If your dog is having a seizure, the most important thing is to try not to panic. The first thing you must do is note the time, so you can tell your vet how long the seizure lasted for. Next, remove all objects in the vicinity of your furbaby so that they cannot harm themselves if they are convulsing. If you have another person in the room with you, ask them to video record the seizure whilst you phone your emergency vet services to tell them your dog is seizing and requires to be seen. The video will help your vet greatly in determining the cause if you don’t already know that epilepsy is the cause.

Be aware that if you touch your dog whilst he is seizing, there is a chance you may be bitten by accident. Therefore, only try to move your dog if their seizure is continuing for more than two minutes. Otherwise, allow the seizure to finish, then immediately take them to your veterinary clinic for a check over if the seizure was longer than usual, or your dog hasn’t yet been diagnosed as epileptic. 

After the event, write down in a diary all the details about the seizure, as it will help you track when your furbaby has seizures and how best to manage them.

How to Move a Seizing Dog

If your furry friend has been seizing, and it has been going on longer than usual, you need to urgently take him to the vet for medical attention. It can be tricky to move a dog that is having a seizure without putting yourself or your four-legged friend in harm’s way.

If you have another person to help, this will make it much easier. Place a towel next to your dog, and by grabbing his legs, roll or pull him onto the towel. The towel can then be used as a stretcher to move your dog to the car.
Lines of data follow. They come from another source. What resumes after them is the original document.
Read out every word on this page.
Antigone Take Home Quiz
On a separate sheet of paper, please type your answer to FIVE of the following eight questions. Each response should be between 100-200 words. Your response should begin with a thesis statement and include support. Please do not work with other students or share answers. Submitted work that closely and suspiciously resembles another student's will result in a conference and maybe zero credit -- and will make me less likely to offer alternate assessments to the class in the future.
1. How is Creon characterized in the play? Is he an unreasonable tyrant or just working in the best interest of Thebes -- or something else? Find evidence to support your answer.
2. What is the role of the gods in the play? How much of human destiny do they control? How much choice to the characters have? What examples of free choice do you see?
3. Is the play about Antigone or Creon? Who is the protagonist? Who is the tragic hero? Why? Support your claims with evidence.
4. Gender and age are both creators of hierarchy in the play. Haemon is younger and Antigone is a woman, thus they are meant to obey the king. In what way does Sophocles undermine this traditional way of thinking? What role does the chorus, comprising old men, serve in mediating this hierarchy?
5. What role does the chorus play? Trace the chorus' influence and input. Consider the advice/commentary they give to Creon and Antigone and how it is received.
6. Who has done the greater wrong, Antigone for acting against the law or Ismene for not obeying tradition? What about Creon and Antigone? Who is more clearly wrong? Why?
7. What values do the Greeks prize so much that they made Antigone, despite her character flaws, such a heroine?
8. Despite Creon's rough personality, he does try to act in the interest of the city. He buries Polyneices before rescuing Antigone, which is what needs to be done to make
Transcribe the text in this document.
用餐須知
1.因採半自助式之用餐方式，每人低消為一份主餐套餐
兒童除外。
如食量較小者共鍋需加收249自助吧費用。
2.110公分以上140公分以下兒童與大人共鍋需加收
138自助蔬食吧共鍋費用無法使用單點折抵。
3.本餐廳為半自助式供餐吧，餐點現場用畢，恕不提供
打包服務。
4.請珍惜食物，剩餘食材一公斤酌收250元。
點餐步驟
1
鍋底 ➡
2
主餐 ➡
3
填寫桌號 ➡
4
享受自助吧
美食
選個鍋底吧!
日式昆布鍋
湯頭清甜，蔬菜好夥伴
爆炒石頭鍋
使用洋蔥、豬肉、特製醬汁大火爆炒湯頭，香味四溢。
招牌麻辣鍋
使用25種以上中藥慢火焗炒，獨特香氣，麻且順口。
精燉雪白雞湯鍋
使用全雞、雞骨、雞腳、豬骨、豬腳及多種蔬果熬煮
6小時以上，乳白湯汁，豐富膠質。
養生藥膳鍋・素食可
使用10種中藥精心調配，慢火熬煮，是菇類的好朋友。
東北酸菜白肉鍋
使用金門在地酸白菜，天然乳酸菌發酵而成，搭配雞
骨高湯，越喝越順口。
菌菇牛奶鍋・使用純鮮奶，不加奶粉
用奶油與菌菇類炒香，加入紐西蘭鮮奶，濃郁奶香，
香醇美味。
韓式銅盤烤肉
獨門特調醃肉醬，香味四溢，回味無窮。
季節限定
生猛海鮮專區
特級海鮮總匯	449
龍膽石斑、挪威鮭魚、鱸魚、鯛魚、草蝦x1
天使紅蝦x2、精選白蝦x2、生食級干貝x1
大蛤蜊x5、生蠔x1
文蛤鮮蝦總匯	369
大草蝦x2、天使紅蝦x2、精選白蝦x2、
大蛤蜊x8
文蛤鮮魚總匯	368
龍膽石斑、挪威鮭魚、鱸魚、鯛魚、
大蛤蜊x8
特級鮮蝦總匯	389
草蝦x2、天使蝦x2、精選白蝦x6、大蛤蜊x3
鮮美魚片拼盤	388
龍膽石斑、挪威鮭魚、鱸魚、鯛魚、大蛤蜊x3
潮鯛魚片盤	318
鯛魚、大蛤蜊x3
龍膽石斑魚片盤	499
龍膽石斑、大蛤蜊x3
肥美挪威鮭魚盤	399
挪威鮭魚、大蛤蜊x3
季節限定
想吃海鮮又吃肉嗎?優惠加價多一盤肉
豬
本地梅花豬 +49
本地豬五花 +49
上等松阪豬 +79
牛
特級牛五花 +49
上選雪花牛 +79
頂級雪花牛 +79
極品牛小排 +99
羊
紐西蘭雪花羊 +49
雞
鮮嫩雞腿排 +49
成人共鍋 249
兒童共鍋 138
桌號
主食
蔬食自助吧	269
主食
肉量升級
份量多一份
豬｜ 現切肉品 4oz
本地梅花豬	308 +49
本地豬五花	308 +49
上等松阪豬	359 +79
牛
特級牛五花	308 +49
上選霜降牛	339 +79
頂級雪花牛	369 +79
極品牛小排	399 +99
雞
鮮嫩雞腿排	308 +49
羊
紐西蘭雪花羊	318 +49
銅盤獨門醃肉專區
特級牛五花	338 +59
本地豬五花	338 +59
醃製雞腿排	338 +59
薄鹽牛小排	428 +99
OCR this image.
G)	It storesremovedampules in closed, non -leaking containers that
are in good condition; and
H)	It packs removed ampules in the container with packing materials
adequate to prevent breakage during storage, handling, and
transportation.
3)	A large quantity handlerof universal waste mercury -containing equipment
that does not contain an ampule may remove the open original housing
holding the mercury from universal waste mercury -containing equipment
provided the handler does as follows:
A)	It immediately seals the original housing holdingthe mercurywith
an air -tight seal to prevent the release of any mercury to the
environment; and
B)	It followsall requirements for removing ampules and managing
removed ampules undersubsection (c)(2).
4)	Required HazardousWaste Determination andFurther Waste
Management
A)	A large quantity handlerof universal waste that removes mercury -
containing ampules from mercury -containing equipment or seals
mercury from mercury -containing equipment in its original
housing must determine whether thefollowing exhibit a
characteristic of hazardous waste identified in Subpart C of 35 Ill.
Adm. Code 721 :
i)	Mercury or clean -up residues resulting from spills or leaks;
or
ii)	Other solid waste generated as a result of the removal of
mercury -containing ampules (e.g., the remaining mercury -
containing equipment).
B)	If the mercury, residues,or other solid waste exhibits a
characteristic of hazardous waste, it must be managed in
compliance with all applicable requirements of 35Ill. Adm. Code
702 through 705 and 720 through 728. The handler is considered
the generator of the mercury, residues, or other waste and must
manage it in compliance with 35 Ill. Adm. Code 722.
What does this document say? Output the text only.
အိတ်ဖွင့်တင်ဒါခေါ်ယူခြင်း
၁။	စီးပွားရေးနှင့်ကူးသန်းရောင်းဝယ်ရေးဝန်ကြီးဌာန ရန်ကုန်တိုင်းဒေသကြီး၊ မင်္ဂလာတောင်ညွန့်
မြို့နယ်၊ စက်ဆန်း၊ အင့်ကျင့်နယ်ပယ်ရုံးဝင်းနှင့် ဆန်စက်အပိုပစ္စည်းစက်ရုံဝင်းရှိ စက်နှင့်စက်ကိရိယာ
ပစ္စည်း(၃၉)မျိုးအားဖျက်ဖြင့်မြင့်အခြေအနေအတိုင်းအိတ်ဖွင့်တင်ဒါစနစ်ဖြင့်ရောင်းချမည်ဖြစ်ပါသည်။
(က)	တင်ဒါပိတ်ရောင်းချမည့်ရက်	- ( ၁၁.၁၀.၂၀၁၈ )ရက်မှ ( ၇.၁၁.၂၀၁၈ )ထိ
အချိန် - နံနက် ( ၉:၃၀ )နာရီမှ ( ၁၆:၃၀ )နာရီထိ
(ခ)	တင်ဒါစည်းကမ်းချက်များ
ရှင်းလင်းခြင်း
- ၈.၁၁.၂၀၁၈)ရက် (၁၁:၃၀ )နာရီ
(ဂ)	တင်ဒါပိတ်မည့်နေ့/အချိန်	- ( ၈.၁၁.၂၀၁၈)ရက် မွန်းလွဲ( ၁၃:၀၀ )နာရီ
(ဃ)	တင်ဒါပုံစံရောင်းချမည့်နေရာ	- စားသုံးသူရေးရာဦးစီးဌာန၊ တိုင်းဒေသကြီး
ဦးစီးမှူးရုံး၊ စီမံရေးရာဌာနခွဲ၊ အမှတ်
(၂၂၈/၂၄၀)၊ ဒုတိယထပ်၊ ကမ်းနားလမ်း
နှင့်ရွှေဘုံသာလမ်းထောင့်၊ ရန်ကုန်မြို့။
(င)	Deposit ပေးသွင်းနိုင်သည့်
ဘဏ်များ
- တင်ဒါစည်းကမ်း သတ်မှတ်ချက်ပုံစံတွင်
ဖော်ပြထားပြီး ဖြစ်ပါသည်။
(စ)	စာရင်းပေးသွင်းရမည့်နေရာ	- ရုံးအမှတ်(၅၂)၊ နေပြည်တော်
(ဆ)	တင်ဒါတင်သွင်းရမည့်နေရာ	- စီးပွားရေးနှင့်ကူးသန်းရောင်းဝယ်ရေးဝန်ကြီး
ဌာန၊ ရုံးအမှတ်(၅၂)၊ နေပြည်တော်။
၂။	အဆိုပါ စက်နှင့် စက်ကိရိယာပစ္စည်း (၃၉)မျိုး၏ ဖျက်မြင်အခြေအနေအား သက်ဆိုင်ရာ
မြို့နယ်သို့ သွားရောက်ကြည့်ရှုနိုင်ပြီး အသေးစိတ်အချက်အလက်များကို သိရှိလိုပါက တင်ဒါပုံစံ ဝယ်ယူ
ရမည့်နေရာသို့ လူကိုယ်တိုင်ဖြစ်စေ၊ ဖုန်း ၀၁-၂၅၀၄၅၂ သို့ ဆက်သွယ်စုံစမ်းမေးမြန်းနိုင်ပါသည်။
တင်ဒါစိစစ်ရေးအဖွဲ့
Gently place him in the car, taking care of the head end, and try to position him so that he isn’t a danger to himself or where he could become suffocated.

Remember to drive carefully to the vets. Even though you have an emergency situation and need to get there quickly, it is important that you don’t cause a road traffic accident.

Long-Term Treatment of Epilepsy

Epilepsy can be well controlled with daily medication to reduce the frequency of seizures that your pup experiences. It doesn’t often prevent epileptic seizures but might reduce the frequency from one or two a month, to one or two a year. This helps your furbaby to have a much better quality of life.

Seizure medication can have some side effects, and particularly takes a toll on the liver. Therefore, to keep your pup healthy, remember to take him for his bi-annual check-up and blood test to ensure he is getting the ideal dose. Also tell your vet if you notice any abnormal symptoms, such as:

  • Vomiting
  • Diarrhoea
  • Change in appetite
  • Change in thirst
  • Drowsiness
  • Change in behaviour

Your vet might also prescribe rectal diazepam if your pooch has frequent or long seizures. This can be administered during a seizure to cut the seizure short.

Apart from the daily medications and regular check-ups though, your epileptic dog can live a completely normal and happy life on chronic medication.

Take Home Message

If you have a newly diagnosed epileptic dog, it is understandable if you’re feeling anxious, but the good news is that with the ongoing help of your veterinarian, your beloved pooch can live a happy and healthy life with epilepsy.